Volume Shadow Copies (VSC’s) are part of the Volume Shadow Copy Service (VSS) that allows windows (Windows Vista, 7 and server 2003 and 2008) to take a snap shot of your system at various times, essentially creating a backup of the blocks of the disk (well certain areas of the disk, including some user files) that have been changed since the previous backup. VSC’s are normally created once a day and whenever any new software is installed.
Format of the Shadow files
Shadow copies are made of 16K blocks which are a combination of a header block, index blocks and interspersed data blocks.
The index block has a header section which starts with a unique signature and is followed at offset 24 by three 64 bit values which are respectively, the file offset for this index block, the absolute volume offset (AVO) of this index block and the AVO of the next index block.
AVO’s are used simply because it makes parsing the file and searching for data much quicker.
A screenshot of the start of an index block follows showing the signature highlighted in grey, followed by the logical offset of this block (in green) then the AVO of this index block (yellow) and then the AVO of the next index block (blue). The 32 bytes highlighted in teal are the first 32 byte index record.
Following the index block header at byte 128 there are 508 32 byte records each of which points to a data block within the index file. The records contain two pointers to the data within the VSC (the logical offset of the block within the VSC and the AVO of the same block) and a pointer to the original location (followed by another 8 byte value who’s purpose is more complex but for my scenario irrelevant).
The following screenshot shows the AVO of the 16K of data that has been backed up in yellow (i.e. the data in the VSC) the logical offset of the same data within the VSC (aqua) and the AVO of the original data in green. The data in grey was not used in my specific case.
Data blocks are just that, 16KB blocks of data.
Searching for data from a file of interest.
In my case I had an existing file and there were no indications that the file had been moved (defrag etc.) so I knew the physical location of the file on the disk. I knew that the file had been modified, well had intelligence to say so, the file was also binary data and I could not search for keywords from the file.
As I knew the sectors I was interested in it was easy to determine the start of the block I was after – remember data blocks in a VSC start at 16K boundaries not at a sector or even, usually, a cluster boundary. Just take your cluster number multiply by the cluster size then do an integer division by 16384 and then multiply by 16384 – this has the effect of rounding down to the nearest 16384 bytes.
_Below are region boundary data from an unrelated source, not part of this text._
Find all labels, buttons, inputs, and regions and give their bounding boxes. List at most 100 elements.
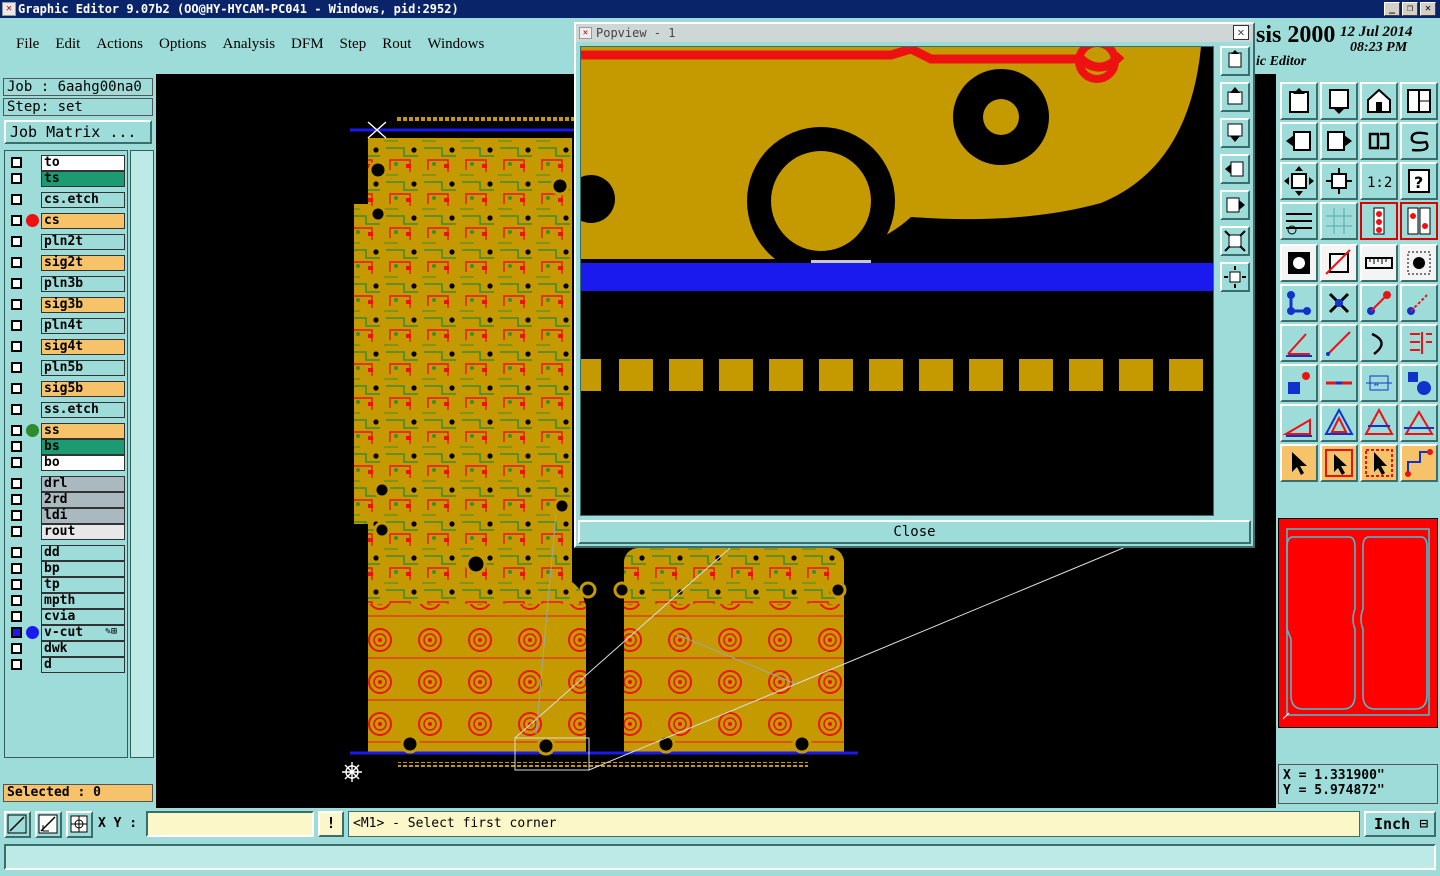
- layer-name[interactable]: pln2t: [41, 234, 125, 250]
- layer-checkbox[interactable]: [11, 362, 22, 373]
- restore-button[interactable]: ❐: [1402, 2, 1418, 16]
- layer-checkbox[interactable]: [11, 526, 22, 537]
- layer-row-d[interactable]: d: [5, 657, 129, 673]
- next-view-icon[interactable]: [1320, 122, 1358, 160]
- layer-row-ss[interactable]: ss: [5, 423, 129, 439]
- split-view-icon[interactable]: [1400, 82, 1438, 120]
- grid-view-icon[interactable]: [1320, 202, 1358, 240]
- zoom-fit-icon[interactable]: [1280, 162, 1318, 200]
- layer-checkbox[interactable]: [11, 547, 22, 558]
- layer-row-bo[interactable]: bo: [5, 455, 129, 471]
- unit-selector[interactable]: Inch ⊟: [1364, 811, 1436, 837]
- layer-checkbox[interactable]: [11, 579, 22, 590]
- angle-icon[interactable]: [1280, 324, 1318, 362]
- layer-row-bp[interactable]: bp: [5, 561, 129, 577]
- connect-2-icon[interactable]: [1400, 284, 1438, 322]
- layer-row-dwk[interactable]: dwk: [5, 641, 129, 657]
- layer-row-drl[interactable]: drl: [5, 476, 129, 492]
- layer-row-ss-etch[interactable]: ss.etch: [5, 402, 129, 418]
- fill-mode-icon[interactable]: [1280, 244, 1318, 282]
- pointer-select-icon[interactable]: [1360, 444, 1398, 482]
- pan-up-icon[interactable]: [1220, 82, 1250, 112]
- pointer-icon[interactable]: [1280, 444, 1318, 482]
- layer-name[interactable]: d: [41, 657, 125, 673]
- ruler-tools-icon[interactable]: [1280, 202, 1318, 240]
- layer-row-cvia[interactable]: cvia: [5, 609, 129, 625]
- layer-row-pln5b[interactable]: pln5b: [5, 360, 129, 376]
- layer-name[interactable]: pln4t: [41, 318, 125, 334]
- layer-checkbox[interactable]: [11, 194, 22, 205]
- message-button[interactable]: !: [318, 811, 344, 837]
- xy-input[interactable]: [146, 811, 314, 837]
- menu-edit[interactable]: Edit: [47, 36, 88, 53]
- layer-name[interactable]: drl: [41, 476, 125, 492]
- layer-row-sig5b[interactable]: sig5b: [5, 381, 129, 397]
- menu-actions[interactable]: Actions: [88, 36, 151, 53]
- zoom-in-icon[interactable]: [1220, 226, 1250, 256]
- loop-icon[interactable]: [1360, 122, 1398, 160]
- layer-checkbox[interactable]: [11, 595, 22, 606]
- close-window-button[interactable]: ✕: [1420, 2, 1436, 16]
- pad-view-icon[interactable]: [1400, 244, 1438, 282]
- zoom-home-icon[interactable]: [1220, 46, 1250, 76]
- layer-row-rout[interactable]: rout: [5, 524, 129, 540]
- grid-icon[interactable]: [66, 811, 93, 838]
- layer-name[interactable]: 2rd: [41, 492, 125, 508]
- dimension-icon[interactable]: ↔: [1360, 364, 1398, 402]
- zoom-out-icon[interactable]: [1220, 262, 1250, 292]
- triangle-2-icon[interactable]: [1320, 404, 1358, 442]
- layer-checkbox[interactable]: [11, 157, 22, 168]
- pan-left-icon[interactable]: [1220, 154, 1250, 184]
- layer-checkbox[interactable]: [11, 457, 22, 468]
- line-tool-icon[interactable]: [1320, 324, 1358, 362]
- menu-analysis[interactable]: Analysis: [215, 36, 284, 53]
- layer-checkbox[interactable]: [11, 278, 22, 289]
- layer-name[interactable]: dd: [41, 545, 125, 561]
- layer-name[interactable]: ss: [41, 423, 125, 439]
- scale-1-2-icon[interactable]: 1:2: [1360, 162, 1398, 200]
- menu-options[interactable]: Options: [151, 36, 215, 53]
- triangle-3-icon[interactable]: [1360, 404, 1398, 442]
- layer-row-tp[interactable]: tp: [5, 577, 129, 593]
- layer-row-sig2t[interactable]: sig2t: [5, 255, 129, 271]
- layer-name[interactable]: cs.etch: [41, 192, 125, 208]
- layer-checkbox[interactable]: [11, 341, 22, 352]
- layer-checkbox[interactable]: [11, 383, 22, 394]
- layer-row-mpth[interactable]: mpth: [5, 593, 129, 609]
- popview-window[interactable]: ✕ Popview - 1 ✕ Close: [574, 22, 1255, 548]
- layer-row-bs[interactable]: bs: [5, 439, 129, 455]
- layer-row-dd[interactable]: dd: [5, 545, 129, 561]
- dash-tool-icon[interactable]: [1320, 364, 1358, 402]
- layer-name[interactable]: dwk: [41, 641, 125, 657]
- menu-file[interactable]: File: [8, 36, 47, 53]
- net-select-icon[interactable]: [1280, 284, 1318, 322]
- fit-view-icon[interactable]: [1320, 82, 1358, 120]
- layer-name[interactable]: mpth: [41, 593, 125, 609]
- layer-name[interactable]: ss.etch: [41, 402, 125, 418]
- layer-row-cs[interactable]: cs: [5, 213, 129, 229]
- layer-name[interactable]: ts: [41, 171, 125, 187]
- layer-checkbox[interactable]: [11, 257, 22, 268]
- layer-checkbox[interactable]: [11, 659, 22, 670]
- panel-overview-map[interactable]: [1278, 518, 1438, 728]
- layer-scrollbar[interactable]: [130, 150, 154, 758]
- layer-checkbox[interactable]: [11, 299, 22, 310]
- pan-right-icon[interactable]: [1220, 190, 1250, 220]
- layer-row-v-cut[interactable]: v-cut ✎⊞: [5, 625, 129, 641]
- layer-checkbox[interactable]: [11, 611, 22, 622]
- align-icon[interactable]: [1400, 324, 1438, 362]
- layer-row-2rd[interactable]: 2rd: [5, 492, 129, 508]
- layer-row-sig3b[interactable]: sig3b: [5, 297, 129, 313]
- redraw-icon[interactable]: [1400, 122, 1438, 160]
- layer-name[interactable]: bp: [41, 561, 125, 577]
- layer-checkbox[interactable]: [11, 494, 22, 505]
- layer-checkbox[interactable]: [11, 236, 22, 247]
- house-icon[interactable]: [1360, 82, 1398, 120]
- layer-name[interactable]: sig2t: [41, 255, 125, 271]
- menu-step[interactable]: Step: [332, 36, 375, 53]
- layer-checkbox[interactable]: [11, 320, 22, 331]
- job-matrix-button[interactable]: Job Matrix ...: [4, 120, 152, 144]
- layer-toggle-icon[interactable]: [1360, 202, 1398, 240]
- layer-name[interactable]: cvia: [41, 609, 125, 625]
- layer-name[interactable]: pln3b: [41, 276, 125, 292]
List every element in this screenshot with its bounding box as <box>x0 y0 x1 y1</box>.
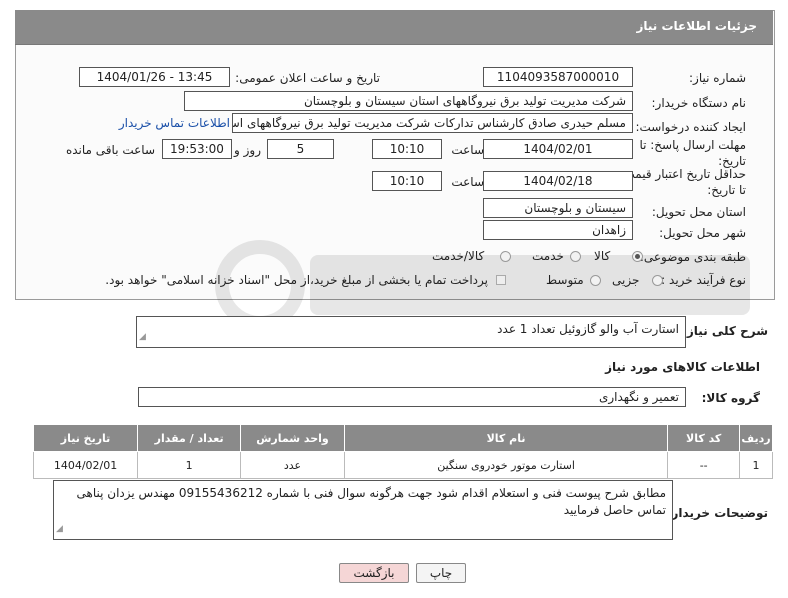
cell-qty: 1 <box>137 451 242 479</box>
panel-header: جزئیات اطلاعات نیاز <box>15 10 773 45</box>
category-label: طبقه بندی موضوعی: <box>639 250 746 264</box>
summary-text: استارت آب والو گازوئیل تعداد 1 عدد <box>497 322 679 336</box>
creator-field[interactable]: مسلم حیدری صادق کارشناس تدارکات شرکت مدی… <box>232 113 633 133</box>
province-field[interactable]: سیستان و بلوچستان <box>483 198 633 218</box>
announce-label: تاریخ و ساعت اعلان عمومی: <box>235 71 380 85</box>
remaining-time-field[interactable]: 19:53:00 <box>162 139 232 159</box>
city-label: شهر محل تحویل: <box>659 226 746 240</box>
category-radio-goods[interactable] <box>632 251 643 262</box>
deadline-time-field[interactable]: 10:10 <box>372 139 442 159</box>
cell-row: 1 <box>739 451 773 479</box>
cell-code: -- <box>667 451 741 479</box>
items-table: ردیف کد کالا نام کالا واحد شمارش تعداد /… <box>32 424 773 479</box>
category-option-service: خدمت <box>532 249 564 263</box>
items-header-row: ردیف کد کالا نام کالا واحد شمارش تعداد /… <box>32 424 773 452</box>
validity-label: حداقل تاریخ اعتبار قیمت: تا تاریخ: <box>619 167 746 197</box>
buyer-notes-label: توضیحات خریدار: <box>666 506 768 520</box>
deadline-date-field[interactable]: 1404/02/01 <box>483 139 633 159</box>
category-option-goods: کالا <box>594 249 611 263</box>
days-field[interactable]: 5 <box>267 139 334 159</box>
resize-grip-icon: ◢ <box>139 332 146 342</box>
cell-date: 1404/02/01 <box>32 451 139 479</box>
process-option-medium: متوسط <box>546 273 584 287</box>
payment-note: پرداخت تمام یا بخشی از مبلغ خرید،از محل … <box>105 273 488 287</box>
back-button[interactable]: بازگشت <box>339 563 409 583</box>
process-option-minor: جزیی <box>612 273 640 287</box>
goods-group-field[interactable]: تعمیر و نگهداری <box>138 387 686 407</box>
announce-field[interactable]: 1404/01/26 - 13:45 <box>79 67 230 87</box>
col-code: کد کالا <box>667 424 741 452</box>
col-qty: تعداد / مقدار <box>137 424 242 452</box>
process-radio-medium[interactable] <box>590 275 601 286</box>
category-radio-goods-service[interactable] <box>500 251 511 262</box>
process-label: نوع فرآیند خرید : <box>661 273 746 287</box>
buyer-notes-textarea[interactable]: مطابق شرح پیوست فنی و استعلام اقدام شود … <box>53 480 673 540</box>
col-row: ردیف <box>739 424 773 452</box>
contact-link[interactable]: اطلاعات تماس خریدار <box>119 116 230 130</box>
cell-name: استارت موتور خودروی سنگین <box>343 451 669 479</box>
table-row[interactable]: 1 -- استارت موتور خودروی سنگین عدد 1 140… <box>32 451 773 479</box>
buyer-org-label: نام دستگاه خریدار: <box>651 96 747 110</box>
process-radio-minor[interactable] <box>652 275 663 286</box>
resize-grip-icon: ◢ <box>56 524 63 534</box>
deadline-label: مهلت ارسال پاسخ: تا تاریخ: <box>639 138 746 168</box>
deadline-time-label: ساعت <box>451 143 484 157</box>
validity-date-field[interactable]: 1404/02/18 <box>483 171 633 191</box>
payment-checkbox[interactable] <box>496 275 506 285</box>
summary-label: شرح کلی نیاز: <box>682 324 768 338</box>
goods-section-title: اطلاعات کالاهای مورد نیاز <box>605 360 760 374</box>
panel-title: جزئیات اطلاعات نیاز <box>636 19 757 33</box>
goods-group-label: گروه کالا: <box>701 391 760 405</box>
col-date: تاریخ نیاز <box>32 424 139 452</box>
validity-time-field[interactable]: 10:10 <box>372 171 442 191</box>
city-field[interactable]: زاهدان <box>483 220 633 240</box>
need-number-field[interactable]: 1104093587000010 <box>483 67 633 87</box>
col-unit: واحد شمارش <box>240 424 345 452</box>
creator-label: ایجاد کننده درخواست: <box>635 120 746 134</box>
days-label: روز و <box>234 143 261 157</box>
summary-textarea[interactable]: استارت آب والو گازوئیل تعداد 1 عدد ◢ <box>136 316 686 348</box>
buyer-notes-text: مطابق شرح پیوست فنی و استعلام اقدام شود … <box>76 486 667 517</box>
category-option-goods-service: کالا/خدمت <box>432 249 485 263</box>
col-name: نام کالا <box>343 424 669 452</box>
validity-time-label: ساعت <box>451 175 484 189</box>
print-button[interactable]: چاپ <box>416 563 466 583</box>
category-radio-service[interactable] <box>570 251 581 262</box>
need-number-label: شماره نیاز: <box>689 71 746 85</box>
province-label: استان محل تحویل: <box>651 205 746 219</box>
buyer-org-field[interactable]: شرکت مدیریت تولید برق نیروگاههای استان س… <box>184 91 633 111</box>
cell-unit: عدد <box>240 451 345 479</box>
remaining-label: ساعت باقی مانده <box>65 143 155 157</box>
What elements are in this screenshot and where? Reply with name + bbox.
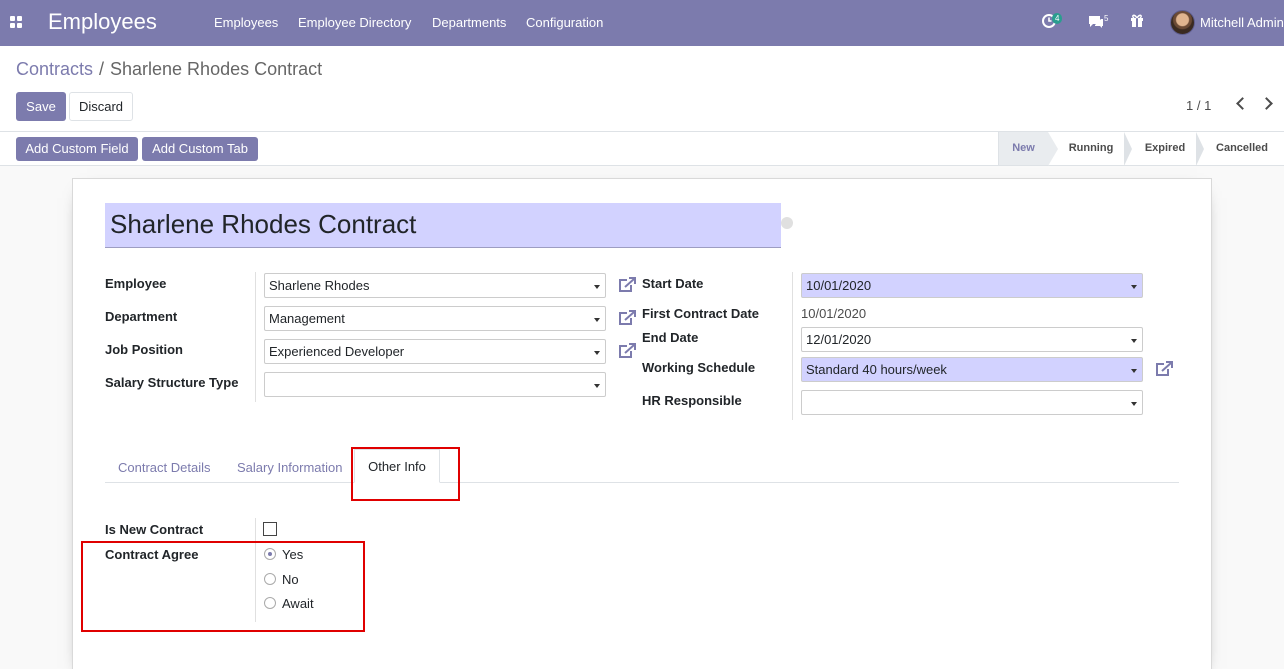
discard-button[interactable]: Discard <box>69 92 133 121</box>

All I needed to do now was to find deleted shadow files indexes, search through the 32 byte index looking at the third entry to see if one of them contained my addresses of interest. Once I ghad found an entry of interest I could then then jump to the absolute offset of the data in the shadow file and see what data had been put there.
So I wrote a program to parse through my image looking for an index block signature and once I have found an index block I followed the chain of AFO’s pointing to the next index block checking for headers and extracting the 508 x 32 byte records (16256 bytes from offset 128) to a CSV. I repeated this for each run of index files that I could find. At the end of this process I had a single file containing thousands of back-to-back 32 byte index records. While I could then have written a parser for the CSV it was a simpler process (I needed a fast result not a forensic program) to load it into Excel and search for the blocks I was interested in.
Once I found the blocks I used my favourite forensic tool to examine the data at that location, send it to my client and then sit back and feel clever.